La Belgique est classée quatrième au monde en éolien offshore (au large des côtes). Nos éoliennes en mer fournissent de quoi alimenter la moitié des habitations privées du pays. Mais la Belgique a besoin de s'interconnecter pour sa sécurité d'approvisionnement. Et c'est en route!

Les avantages de l'interconnexion

Les interconnexions électriques internationales sont le support des transactions commerciales transfrontalières et favorisent l’exploitation efficace des moyens de production de l’ensemble des pays européens. Elles permettent notamment :

  • de développer la concurrence sur les marchés nationaux ;
  • de bénéficier de la complémentarité de la demande et des parcs de production ;
  • de pallier la variabilité des énergies renouvelables intermittentes (éolien et photovoltaïque) par le foisonnement et de réduire les coûts liés à leur intégration en mutualisant les réserves et les sources de flexibilité ;
  • de faciliter l’opération des réseaux par la mise en œuvre d’une assistance mutuelle des gestionnaires de réseaux dans le cas d’une défaillance technique brutale, et d’un réglage commun de la fréquence.

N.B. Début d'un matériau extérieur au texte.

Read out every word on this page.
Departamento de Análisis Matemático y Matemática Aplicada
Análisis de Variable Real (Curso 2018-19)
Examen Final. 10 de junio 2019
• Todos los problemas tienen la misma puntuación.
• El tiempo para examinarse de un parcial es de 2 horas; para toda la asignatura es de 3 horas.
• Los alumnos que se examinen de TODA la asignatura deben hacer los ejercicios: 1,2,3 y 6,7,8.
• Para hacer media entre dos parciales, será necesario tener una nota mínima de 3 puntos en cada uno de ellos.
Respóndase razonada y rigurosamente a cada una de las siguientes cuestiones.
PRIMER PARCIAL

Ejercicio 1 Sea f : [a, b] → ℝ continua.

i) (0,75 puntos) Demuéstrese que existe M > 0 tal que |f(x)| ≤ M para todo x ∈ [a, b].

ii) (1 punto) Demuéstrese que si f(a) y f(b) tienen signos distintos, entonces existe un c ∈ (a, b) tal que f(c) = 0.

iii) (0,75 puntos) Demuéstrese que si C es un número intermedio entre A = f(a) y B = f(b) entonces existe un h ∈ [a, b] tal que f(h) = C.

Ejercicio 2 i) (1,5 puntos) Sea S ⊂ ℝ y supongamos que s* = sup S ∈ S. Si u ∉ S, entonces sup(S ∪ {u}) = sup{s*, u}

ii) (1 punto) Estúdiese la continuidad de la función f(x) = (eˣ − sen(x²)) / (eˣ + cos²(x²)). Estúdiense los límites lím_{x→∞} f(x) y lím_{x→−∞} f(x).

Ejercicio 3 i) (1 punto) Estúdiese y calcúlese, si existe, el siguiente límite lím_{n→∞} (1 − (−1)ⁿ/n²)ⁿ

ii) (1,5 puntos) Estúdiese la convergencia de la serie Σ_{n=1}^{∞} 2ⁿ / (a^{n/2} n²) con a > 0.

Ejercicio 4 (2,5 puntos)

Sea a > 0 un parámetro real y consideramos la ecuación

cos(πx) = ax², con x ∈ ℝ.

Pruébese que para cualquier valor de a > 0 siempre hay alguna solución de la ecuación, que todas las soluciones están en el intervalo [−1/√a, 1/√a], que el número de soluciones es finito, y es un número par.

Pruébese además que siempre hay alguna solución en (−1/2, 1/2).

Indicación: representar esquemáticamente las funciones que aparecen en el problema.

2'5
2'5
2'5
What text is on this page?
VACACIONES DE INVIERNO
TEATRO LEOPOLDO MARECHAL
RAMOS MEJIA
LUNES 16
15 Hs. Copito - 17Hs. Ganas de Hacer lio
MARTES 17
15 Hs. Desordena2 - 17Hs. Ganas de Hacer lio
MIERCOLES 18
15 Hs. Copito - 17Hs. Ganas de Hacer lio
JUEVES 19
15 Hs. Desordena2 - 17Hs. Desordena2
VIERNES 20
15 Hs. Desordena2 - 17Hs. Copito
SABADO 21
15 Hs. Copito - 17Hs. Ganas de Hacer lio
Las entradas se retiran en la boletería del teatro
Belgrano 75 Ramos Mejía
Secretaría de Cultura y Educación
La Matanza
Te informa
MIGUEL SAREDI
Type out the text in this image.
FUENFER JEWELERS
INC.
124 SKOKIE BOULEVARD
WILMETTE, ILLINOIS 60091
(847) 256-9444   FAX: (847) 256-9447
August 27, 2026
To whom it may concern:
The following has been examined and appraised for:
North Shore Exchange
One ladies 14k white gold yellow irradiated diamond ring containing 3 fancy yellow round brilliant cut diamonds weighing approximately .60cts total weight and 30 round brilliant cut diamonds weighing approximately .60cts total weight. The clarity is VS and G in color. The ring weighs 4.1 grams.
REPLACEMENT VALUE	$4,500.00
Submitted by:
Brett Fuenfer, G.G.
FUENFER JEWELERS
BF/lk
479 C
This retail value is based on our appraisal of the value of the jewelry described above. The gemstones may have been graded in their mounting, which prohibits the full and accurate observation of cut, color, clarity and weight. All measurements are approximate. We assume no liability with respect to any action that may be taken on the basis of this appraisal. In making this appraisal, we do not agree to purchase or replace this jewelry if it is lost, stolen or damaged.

Avant 2030, un nouveau câble entre Danemark et Belgique

Le Danemark est leader mondial en matière d'éoliennes offshore. Bien qu'elle soit aussi un très bon élève, la Belgique bénéficierait énormément d'un câble de 500 kilomètres la reliant au Danemark. Cela lui permettrait d'accéder aux excédents de production verte du Danemark. La particularité du futur câble vers le Danemark est que les parcs éoliens y seront également directement reliés, via une sorte de point nodal, comme l'a confirmé le mois dernier la ministre fédérale Tinne Van der Straeten. Le câble devrait être opérationnel en 2030 au plus tard pour réduire notre dépendance au gaz fossile.

Où sont nos éoliennes en mer?


Source : www.belgianoffshoreplatform.be

Des chiffres

Avec 2260 mégawatts de puissance de production en décembre 2020, la Belgique est le quatrième pays le mieux classé au monde en éolien offshore et elle devrait même atteindre 4400 MW en 2025. Le Danemark a une capacité de production de 5180 MW d'électricité offshore.

En Europe, les pays produisant le plus d'énergie éolienne offshore sont: la Grande-Bretagne, l'Allemagne, la Belgique et le Danemark. Hors Europe, seule la Chine a plus d'éoliennes en mer que la Belgique.

Et si on refait le classement en puissance installée par habitant, la Belgique se classe même en troisième position .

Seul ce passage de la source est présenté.